Bush declares
major disaster

By WND Staff

President Bush has issued a major disaster declaration for five Florida counties, ordering the federal government to provide all necessary resources and assets to aid people victimized by Hurricane Frances, the second hurricane to strike the state in less than a month.


Water-vapor image as Hurricane Frances approaches Florida (photo: NOAA)

The counties affected by the declaration from north to south are Brevard, Indian River, St. Lucie, Martin and Palm Beach.

“President Bush knows that the people of Florida have been devastated by these storms and he remains committed to doing all he can to help aid and comfort them,” said Michael Brown, under secretary of Homeland Security for Emergency Preparedness and Response.

After several hours of sitting stalled off the coast of West Palm Beach, Hurricane Frances made landfall at Sewall’s Point, Fla., a small town just east of Stuart.


Radar shows eye of Hurricane Frances off St. Lucie and Martin counties (National Weather Service)

The slow moving storm, first spotted in the eastern Atlantic on Aug. 24, was expected to hit early yesterday morning, but its speed – both internal winds and forward movement – have changed dramatically in recent days.

The once-Category 4 storm was downgraded to Category 2, and it lumbered across the Bahamas at a speed often less than 5 miles per hour. Throughout most of today, it sat, nearly stationary, 40 to 60 miles offshore, battering eastern Florida with 90 mile per hour winds and heavy rains, causing power outages, property damage, and downing trees.

“The howling [wind] is like a 737, it’s unbelievable,” Martin County Commissioner Michael DiTerlizzi told WPBF-TV. DiTerlizzi was expecting food shortages at the local emergency operations center, and urged restaurants that might be able to help to contact it.

“We’re going to see a large swath of strong winds moving across the state,” warned Max Mayfield, director of the National Hurricane Center near Miami. “That means a lot of downed trees and massive power outages. Also, with that slow movement, we’re going to have a lot of rainfall and that’s going to cause widespread, very significant flooding.”

WPBF forecaster Mike Lyons urged area residents calling into the station to stay indoors as the storm strikes.

“You cannot leave your house and go outside. The risk is just too great,” Lyons said. “It’s going to be a rough night.”

Nonetheless, some die-hards who remained in the area were shown to be barbecuing amid the wetness. “Great day for it, huh?” said one Palm Beach County resident. “The food was starting to go bad, so we decided to cook it up.”

Gov. Jeb Bush has warned Floridians not to go outside as the eye passes over.

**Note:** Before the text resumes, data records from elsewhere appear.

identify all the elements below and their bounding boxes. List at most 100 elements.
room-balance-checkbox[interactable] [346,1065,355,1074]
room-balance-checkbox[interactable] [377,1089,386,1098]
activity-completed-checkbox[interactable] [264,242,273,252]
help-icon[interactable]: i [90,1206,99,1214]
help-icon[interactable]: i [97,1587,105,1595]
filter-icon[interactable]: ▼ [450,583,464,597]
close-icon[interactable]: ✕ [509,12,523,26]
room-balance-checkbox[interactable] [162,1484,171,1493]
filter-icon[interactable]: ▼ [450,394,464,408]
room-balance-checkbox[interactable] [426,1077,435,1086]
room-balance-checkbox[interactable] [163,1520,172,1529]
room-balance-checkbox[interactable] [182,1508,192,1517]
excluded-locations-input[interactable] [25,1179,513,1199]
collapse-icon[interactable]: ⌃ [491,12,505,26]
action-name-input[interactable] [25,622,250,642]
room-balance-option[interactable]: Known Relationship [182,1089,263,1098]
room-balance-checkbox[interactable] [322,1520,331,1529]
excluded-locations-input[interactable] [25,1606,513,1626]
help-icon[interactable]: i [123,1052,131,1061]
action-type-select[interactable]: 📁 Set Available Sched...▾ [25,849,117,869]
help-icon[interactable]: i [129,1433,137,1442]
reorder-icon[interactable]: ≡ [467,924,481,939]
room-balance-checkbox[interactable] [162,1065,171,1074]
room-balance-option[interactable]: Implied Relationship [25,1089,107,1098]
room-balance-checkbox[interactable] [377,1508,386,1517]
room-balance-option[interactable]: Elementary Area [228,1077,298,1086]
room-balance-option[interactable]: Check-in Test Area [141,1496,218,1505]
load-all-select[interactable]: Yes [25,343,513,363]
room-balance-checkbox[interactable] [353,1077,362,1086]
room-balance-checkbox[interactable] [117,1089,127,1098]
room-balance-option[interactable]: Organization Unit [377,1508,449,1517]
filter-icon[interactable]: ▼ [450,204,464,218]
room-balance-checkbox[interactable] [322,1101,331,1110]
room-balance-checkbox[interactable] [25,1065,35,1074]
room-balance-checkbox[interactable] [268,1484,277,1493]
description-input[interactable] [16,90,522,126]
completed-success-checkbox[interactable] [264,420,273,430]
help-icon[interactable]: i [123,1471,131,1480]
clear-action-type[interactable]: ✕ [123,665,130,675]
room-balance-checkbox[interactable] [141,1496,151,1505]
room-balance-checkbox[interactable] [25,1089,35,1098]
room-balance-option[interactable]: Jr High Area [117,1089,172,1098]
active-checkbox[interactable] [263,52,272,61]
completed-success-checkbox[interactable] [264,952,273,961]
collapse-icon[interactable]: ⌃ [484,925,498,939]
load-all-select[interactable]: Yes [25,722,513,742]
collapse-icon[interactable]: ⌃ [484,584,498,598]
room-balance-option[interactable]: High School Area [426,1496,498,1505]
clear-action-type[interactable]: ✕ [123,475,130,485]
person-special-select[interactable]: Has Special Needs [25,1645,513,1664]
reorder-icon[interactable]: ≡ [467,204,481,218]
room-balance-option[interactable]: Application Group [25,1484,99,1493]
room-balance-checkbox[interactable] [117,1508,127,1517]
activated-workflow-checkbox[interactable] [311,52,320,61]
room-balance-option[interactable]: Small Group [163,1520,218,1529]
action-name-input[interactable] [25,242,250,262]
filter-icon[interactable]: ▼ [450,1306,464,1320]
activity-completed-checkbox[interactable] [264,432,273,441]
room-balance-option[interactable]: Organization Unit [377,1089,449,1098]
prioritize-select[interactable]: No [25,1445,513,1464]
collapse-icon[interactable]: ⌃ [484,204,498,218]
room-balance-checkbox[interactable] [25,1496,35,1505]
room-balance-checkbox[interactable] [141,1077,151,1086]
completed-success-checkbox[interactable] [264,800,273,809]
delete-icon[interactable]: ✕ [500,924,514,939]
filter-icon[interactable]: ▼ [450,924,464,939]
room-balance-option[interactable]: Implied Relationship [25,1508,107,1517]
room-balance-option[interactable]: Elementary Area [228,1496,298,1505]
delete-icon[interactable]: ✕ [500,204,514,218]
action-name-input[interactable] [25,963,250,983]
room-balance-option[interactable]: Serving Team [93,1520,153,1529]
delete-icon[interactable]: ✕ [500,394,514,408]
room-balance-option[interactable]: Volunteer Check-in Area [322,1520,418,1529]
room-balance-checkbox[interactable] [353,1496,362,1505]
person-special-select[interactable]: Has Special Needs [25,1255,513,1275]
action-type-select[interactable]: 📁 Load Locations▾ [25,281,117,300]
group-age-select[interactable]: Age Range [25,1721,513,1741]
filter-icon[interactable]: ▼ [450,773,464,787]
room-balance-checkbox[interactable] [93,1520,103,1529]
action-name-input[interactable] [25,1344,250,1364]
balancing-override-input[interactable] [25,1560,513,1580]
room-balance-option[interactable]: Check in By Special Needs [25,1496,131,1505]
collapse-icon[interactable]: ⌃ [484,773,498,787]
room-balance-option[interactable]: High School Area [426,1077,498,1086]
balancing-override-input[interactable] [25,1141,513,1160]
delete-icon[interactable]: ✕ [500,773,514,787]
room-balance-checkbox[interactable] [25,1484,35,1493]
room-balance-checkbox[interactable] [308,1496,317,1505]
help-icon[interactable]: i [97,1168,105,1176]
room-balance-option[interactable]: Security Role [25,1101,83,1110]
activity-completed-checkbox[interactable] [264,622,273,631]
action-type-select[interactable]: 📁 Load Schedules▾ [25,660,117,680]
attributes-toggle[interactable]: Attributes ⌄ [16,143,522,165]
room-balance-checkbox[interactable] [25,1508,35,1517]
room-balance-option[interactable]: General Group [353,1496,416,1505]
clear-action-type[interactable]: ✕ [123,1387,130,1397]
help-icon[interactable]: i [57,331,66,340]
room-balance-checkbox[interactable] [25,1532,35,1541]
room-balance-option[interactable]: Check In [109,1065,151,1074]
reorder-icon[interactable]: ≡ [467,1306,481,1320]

Because of the storm’s slow movement, there is concern people could get caught outdoors when the back end of the storm comes through. “It could take about four hours for the eye of the storm to pass over you, so please don’t take that as a sign that all is well,” he said.

Rain amounts are forecast to reach 20 inches near the eye’s landfall.

“The threat from Hurricane Frances will continue to be very long in duration,” said Rusty Pfost, meteorologist in charge of the National Weather Service’s South Florida office.

A hurricane warning and flood watch remain in effect in South Florida, and forecasters are warning of the possibility of tornadoes.